In this cohort study, only three components (olive oil, legumes, and alcohol) were associated with the risk of RA, which suggests that the overall effect of the MD might be greater than that of individual foods. The effect of other components might be too small to be detected, and combinations of foods may work synergistically to reduce the risk of RA [47]. Our findings revealed a J-shaped association between alcohol consumption and RA risk, suggesting a protective effect against RA development at moderate levels but heightened susceptibility with excessive intake.
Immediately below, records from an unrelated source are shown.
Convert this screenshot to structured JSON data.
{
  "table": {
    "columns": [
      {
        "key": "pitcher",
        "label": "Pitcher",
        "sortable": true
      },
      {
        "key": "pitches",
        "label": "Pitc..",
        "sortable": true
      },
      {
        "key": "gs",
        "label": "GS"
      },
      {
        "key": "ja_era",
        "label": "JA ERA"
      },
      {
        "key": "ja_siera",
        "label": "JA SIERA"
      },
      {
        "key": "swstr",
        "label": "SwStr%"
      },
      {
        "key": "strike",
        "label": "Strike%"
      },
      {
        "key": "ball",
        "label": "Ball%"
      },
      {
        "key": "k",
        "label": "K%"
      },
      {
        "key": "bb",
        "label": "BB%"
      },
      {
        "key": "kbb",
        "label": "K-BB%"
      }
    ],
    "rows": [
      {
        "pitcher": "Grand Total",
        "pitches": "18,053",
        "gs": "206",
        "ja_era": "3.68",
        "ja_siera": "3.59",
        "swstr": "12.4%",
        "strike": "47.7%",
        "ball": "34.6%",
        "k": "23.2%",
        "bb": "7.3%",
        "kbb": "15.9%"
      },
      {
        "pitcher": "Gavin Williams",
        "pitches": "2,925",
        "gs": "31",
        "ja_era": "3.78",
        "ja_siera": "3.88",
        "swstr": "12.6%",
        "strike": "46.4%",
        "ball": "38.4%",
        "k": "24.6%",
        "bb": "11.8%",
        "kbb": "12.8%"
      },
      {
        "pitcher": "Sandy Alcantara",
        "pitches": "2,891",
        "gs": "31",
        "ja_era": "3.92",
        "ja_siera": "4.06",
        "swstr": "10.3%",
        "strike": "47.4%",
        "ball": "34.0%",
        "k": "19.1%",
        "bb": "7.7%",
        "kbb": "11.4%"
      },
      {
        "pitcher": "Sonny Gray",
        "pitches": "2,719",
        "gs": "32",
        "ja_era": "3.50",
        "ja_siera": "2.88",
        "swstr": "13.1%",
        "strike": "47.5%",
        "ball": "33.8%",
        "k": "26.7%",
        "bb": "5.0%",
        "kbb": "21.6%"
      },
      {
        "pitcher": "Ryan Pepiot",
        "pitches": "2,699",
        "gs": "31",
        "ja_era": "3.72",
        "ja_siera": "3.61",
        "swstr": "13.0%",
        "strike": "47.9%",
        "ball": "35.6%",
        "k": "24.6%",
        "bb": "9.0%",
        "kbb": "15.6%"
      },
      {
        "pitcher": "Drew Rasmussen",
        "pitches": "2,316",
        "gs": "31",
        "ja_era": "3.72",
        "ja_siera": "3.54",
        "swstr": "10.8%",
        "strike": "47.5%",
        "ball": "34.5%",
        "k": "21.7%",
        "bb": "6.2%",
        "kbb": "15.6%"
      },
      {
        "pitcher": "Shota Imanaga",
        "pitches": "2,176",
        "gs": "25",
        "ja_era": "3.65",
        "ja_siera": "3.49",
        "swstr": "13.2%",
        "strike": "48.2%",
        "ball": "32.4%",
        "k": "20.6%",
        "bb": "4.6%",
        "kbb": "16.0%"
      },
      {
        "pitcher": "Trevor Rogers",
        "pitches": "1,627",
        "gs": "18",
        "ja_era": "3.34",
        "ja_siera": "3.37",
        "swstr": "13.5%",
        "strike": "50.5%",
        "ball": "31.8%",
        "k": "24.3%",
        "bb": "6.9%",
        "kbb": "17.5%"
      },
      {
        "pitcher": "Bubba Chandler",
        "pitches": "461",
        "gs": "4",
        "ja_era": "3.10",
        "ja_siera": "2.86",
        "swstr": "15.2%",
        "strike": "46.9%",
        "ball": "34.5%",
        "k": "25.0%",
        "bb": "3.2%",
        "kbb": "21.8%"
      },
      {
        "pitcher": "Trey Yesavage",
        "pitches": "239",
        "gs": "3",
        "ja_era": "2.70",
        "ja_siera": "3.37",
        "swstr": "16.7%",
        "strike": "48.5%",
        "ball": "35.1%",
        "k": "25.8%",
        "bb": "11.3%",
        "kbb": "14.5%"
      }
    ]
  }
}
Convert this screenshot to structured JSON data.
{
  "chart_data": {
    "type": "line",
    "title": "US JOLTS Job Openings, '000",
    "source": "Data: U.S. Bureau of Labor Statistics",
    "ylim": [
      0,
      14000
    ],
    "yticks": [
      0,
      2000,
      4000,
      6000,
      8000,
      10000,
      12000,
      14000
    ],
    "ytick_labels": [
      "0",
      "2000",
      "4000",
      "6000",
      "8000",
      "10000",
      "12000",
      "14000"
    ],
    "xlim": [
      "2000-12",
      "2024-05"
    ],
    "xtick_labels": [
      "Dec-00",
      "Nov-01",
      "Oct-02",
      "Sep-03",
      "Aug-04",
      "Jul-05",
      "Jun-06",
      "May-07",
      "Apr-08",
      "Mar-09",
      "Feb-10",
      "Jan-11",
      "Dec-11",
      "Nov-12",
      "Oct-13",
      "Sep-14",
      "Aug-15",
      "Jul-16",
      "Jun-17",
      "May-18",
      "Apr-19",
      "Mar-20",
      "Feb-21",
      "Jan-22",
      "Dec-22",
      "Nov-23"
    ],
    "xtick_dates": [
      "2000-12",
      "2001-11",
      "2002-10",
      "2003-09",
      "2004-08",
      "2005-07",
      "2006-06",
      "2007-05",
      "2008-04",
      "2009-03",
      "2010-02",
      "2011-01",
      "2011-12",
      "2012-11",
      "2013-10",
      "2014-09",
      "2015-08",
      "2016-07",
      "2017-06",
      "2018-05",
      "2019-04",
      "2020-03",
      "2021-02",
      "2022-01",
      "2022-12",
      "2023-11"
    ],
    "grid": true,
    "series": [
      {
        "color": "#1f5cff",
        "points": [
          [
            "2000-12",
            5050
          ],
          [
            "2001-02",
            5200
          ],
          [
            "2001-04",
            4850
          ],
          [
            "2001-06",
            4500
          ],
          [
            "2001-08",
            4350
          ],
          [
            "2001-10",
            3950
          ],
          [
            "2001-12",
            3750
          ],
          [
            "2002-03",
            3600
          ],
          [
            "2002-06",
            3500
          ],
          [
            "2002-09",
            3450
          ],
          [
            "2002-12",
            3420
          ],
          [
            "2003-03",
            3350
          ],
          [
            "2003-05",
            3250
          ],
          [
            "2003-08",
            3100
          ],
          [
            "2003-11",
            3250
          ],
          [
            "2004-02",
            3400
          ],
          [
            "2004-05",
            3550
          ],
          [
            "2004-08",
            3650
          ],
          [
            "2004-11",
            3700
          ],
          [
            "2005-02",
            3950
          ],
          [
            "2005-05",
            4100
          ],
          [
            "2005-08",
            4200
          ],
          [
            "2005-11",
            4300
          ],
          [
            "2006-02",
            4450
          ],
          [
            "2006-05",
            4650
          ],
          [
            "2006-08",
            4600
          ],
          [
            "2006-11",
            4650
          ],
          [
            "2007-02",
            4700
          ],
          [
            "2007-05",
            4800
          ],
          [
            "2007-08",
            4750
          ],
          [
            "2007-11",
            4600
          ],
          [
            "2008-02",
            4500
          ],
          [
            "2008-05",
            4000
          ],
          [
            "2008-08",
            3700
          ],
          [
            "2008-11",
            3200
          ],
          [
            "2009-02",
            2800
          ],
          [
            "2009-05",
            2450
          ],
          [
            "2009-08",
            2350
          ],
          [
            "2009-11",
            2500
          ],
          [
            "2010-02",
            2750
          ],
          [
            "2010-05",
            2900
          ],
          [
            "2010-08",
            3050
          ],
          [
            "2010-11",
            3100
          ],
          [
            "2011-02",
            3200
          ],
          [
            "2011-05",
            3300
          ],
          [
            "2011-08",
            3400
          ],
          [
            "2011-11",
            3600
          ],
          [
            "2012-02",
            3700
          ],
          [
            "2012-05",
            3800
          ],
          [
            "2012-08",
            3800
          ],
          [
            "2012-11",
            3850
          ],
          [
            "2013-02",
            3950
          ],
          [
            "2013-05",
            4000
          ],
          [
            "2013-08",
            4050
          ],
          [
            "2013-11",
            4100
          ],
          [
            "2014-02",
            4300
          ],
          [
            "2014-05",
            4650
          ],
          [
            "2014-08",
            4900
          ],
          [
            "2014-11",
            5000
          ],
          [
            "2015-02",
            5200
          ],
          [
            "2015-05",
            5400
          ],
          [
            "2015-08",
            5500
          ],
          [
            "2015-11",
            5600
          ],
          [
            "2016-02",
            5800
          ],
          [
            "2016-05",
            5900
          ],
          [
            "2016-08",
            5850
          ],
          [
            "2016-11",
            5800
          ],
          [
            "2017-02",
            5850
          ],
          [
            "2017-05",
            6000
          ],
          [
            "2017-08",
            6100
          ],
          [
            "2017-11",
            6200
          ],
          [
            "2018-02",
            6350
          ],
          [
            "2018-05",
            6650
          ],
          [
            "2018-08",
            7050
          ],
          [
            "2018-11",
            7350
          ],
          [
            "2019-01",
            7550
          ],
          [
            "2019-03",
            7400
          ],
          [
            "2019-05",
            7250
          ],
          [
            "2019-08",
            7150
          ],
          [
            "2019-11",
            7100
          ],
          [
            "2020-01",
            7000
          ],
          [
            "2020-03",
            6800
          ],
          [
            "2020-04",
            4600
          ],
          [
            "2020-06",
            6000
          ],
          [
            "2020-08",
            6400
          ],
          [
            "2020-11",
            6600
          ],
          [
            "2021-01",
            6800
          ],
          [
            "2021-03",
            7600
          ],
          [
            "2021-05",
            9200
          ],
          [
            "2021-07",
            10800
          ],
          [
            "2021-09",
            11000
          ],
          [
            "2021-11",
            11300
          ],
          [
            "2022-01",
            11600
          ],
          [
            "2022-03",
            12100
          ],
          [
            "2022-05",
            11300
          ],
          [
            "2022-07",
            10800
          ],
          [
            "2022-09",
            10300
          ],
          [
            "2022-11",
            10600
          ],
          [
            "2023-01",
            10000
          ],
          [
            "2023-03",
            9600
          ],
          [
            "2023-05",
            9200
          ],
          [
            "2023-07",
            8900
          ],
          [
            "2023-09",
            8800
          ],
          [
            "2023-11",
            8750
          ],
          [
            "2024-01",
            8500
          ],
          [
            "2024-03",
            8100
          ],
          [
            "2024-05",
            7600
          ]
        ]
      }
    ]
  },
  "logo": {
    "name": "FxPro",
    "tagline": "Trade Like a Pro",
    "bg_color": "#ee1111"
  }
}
This phenomenon could be attributed to the differential immunomodulatory effects of ethanol concentrations, with moderate alcohol consumption suppressing pro-inflammatory cytokines while heavy drinking disrupts immune homeostasis and a pro-inflammatory state [48]. A study examined the relationship between alcohol consumption and inflammatory markers in preclinical RA patients, finding a U-shaped association between daily alcohol intake and IL-6 levels before RA symptoms appeared [49].

To our best knowledge, this is the first cohort study involving both males and females to examine the association between MD and the incidence of RA. Secondly, our cohort study has investigated important potential confounders, including genetic predisposition. Additionally, external validation by a systematic review confirmed our finding. However, our study has the following limitations. Firstly, dietary information was collected using the 24-h recall questionnaire rather than the food frequency questionnaire of the past year. However, the study of Carter et al. showed that ≥2 Oxford WebQ assessments could capture usual intake habits [50]. In the sensitivity analysis, the results of using ≥3 Oxford WebQ assessments showed a similar association as the main analysis, supporting the robustness of the results. Secondly, compared to the general population in the UK, UKB participants were more likely to be female, healthier, older, and well educated, particularly those who voluntarily completed the Oxford WebQ [51, 52]. This may introduce selection bias, potentially leading to an overestimation of the observed association in our study, as healthier and better-educated participants may have more favorable overall lifestyle factors [53], which could independently contribute to a reduced risk of RA. Thirdly, although many confounders have been considered, residual confounding may still arise from unmeasured biological variables (e.g., gut microbiome composition) or socioeconomic factors (e.g., food accessibility). Fourthly, the dietary information and the potential confounders were only measured at baseline, without dynamic follow-up. This may fail to capture the changes in these factors during the study period, which could hinder obtaining more accurate estimates of the observed associations. Lastly, the studies included in the systematic review primarily involve the Western population. Given that cultural traditions and geographical ___location influence adherence to MD [54, 55], and genetic polymorphisms are known to modulate nutrient metabolism pathways [56], the extrapolation of the observed associations to other ethnic populations may be limited.

Conclusions

Higher adherence to MD was associated with a lower risk of RA. Our finding emphasizes the importance of diet in RA development and provides novel directions for the prevention of RA. However, further investigations are required to fully understand the exact mechanisms involved.